‘The Dreamed Adventure’ Cannes Review: Valeska Grisebach’s Unhurried Masterwork Of Border-Town Tension And Female Resilience

‘The Dreamed Adventure’ Cannes Review: Valeska Grisebach’s Unhurried Masterwork Of Border-Town Tension And Female Resilience

por - cine, Críticas, Festivales, Reviews
23 May, 2026 03:05 | Sin comentarios

A woman navigating the criminal underbelly of a Bulgarian border town searches for a vanished friend while quietly holding her own world together. In Competition.

Returning to the region where she shot her 2017 film Western, the German director comes back with another picture that moves within similar territory while pushing its formal demands even further. Where that earlier film engaged ironically with genre conventions without quite committing to its geography, The Dreamed Adventure could reasonably be called a gangster movie — though not strictly. It has all the essential ingredients: the characters, the conflicts, the latent power dynamics. But it reaches for those genre mechanisms selectively, using them to punctuate certain moments or establish context rather than to drive the film forward.

What it is, primarily, is a hangout movie — one that drifts alongside a woman living and working in and around Svilengrad, a small Bulgarian city sitting at the junction of the Turkish and Greek borders, which makes it a natural transit point for all manner of traffic, human and otherwise. It is in and around this city — in its homes, its courtyards, its hotels, bars and restaurants — that this nearly three-hour film unfolds, more interested in what life actually feels like in such a place than in anything a conventional plot might demand.

The film opens with what turns out to be something of a false protagonist: Said (Syuleyman Letifov, a non-professional actor who appeared in Western), a man who returns to the town where he grew up looking to make some kind of business arrangement. While waiting for his contact, he checks into a dingy hotel, gets his car stolen, and the following day runs into Veska (Yana Radeva), an old acquaintance — or perhaps something more — who now lives in the nearby village of Matochina, where she leads a group of amateur archaeologists combing the area’s ruins for artifacts of commercial value. She takes him in, folds him into her circle, and an old friendship quietly picks up where it left off.

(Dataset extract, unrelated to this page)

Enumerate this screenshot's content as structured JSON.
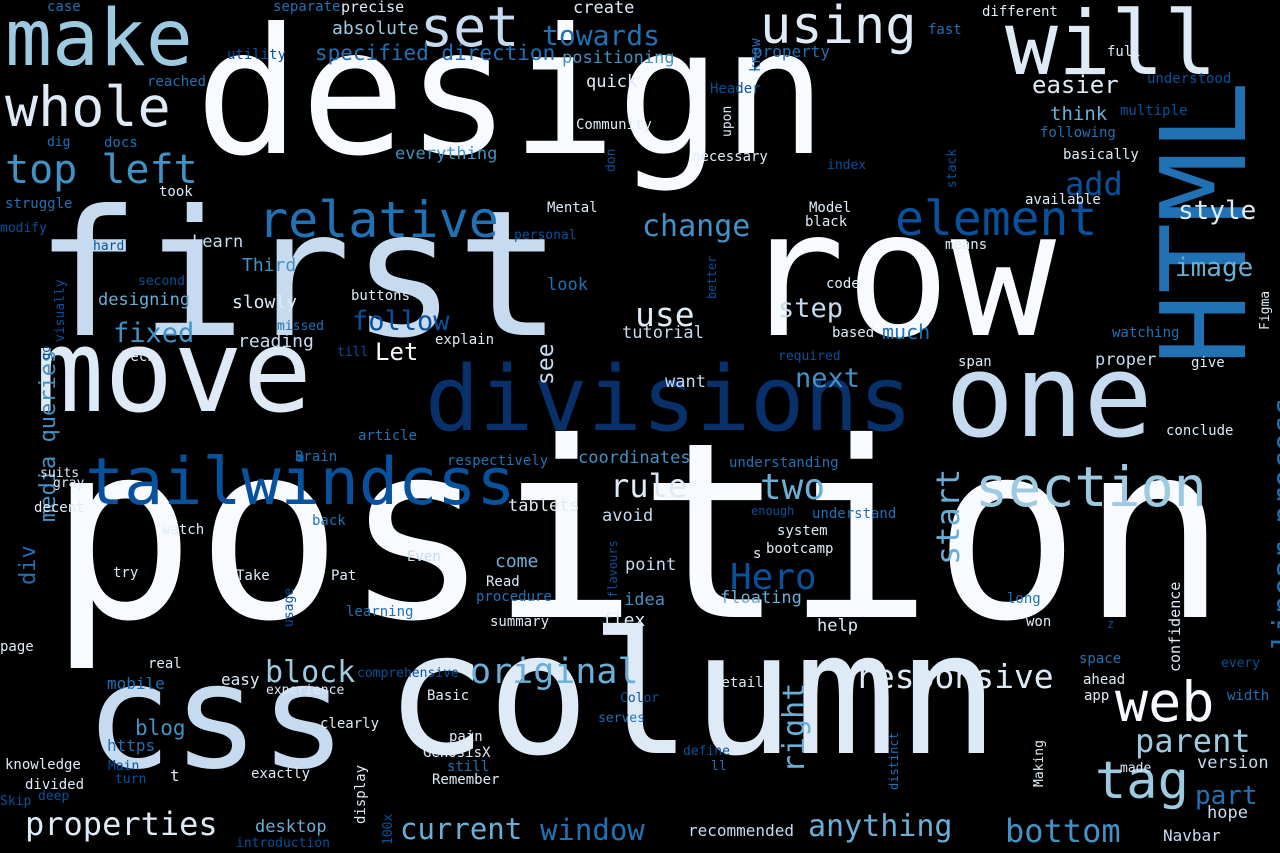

The region is thick with darker currents: human trafficking, fuel smuggling, prostitution, and other murky dealings that seem to involve everyone in one way or another. Two rival factions — one led by the younger Raven, one by the veteran Iliya — compete for local dominance, and virtually everyone in town has some relationship with both sides, whether they admit it or not. When Said abruptly disappears, the film pivots entirely to Veska — part reluctant investigator trying to trace him, part simply a person getting on with her life, navigating the routines and small crises of a small town that holds a great many secrets.

The finest moments in The Dreamed Adventure — a film with the basic architecture of a crime story but no patience for impatient viewers — are its most casual and unguarded ones. Grisebach builds the film out of nighttime gatherings in courtyards, wine passed around, stories surfacing without being prompted, the connections between people gradually revealing their unexpected depths. The community is warm, generous, tight-knit — and coexists, in uneasy equilibrium, with what feels like a gangland war on the verge of erupting.

Veska moves through all of this with quiet authority. A woman of apparent composure in a world run largely by men, she carries herself with the self-possession of someone who has already survived whatever was hardest. The film never quite tells us what that was, but it shapes her in every scene — her instincts, her patience, her ability to get what she needs even when she can’t fully control the outcome. Her perspective gives the film its moral center, and its underlying preoccupation with violence as something that comes, almost invariably, from men.

Scenes of outright tension and menace do arrive, but they are few and concentrated toward the end. For most of its runtime, The Dreamed Adventure presents itself as a portrait — of a community, of a country, of a generation or two that has found ways to survive in a world that can be rough and unforgiving. Celebrations, meals, songs and gatherings coexist, in tense calm, with the darker undercurrent of weapons, trafficking and quietly sinister figures. But Grisebach understands — and insists — that people, communities and cultures are always richer and more contradictory than the version that makes it onto the evening news when a scandal breaks.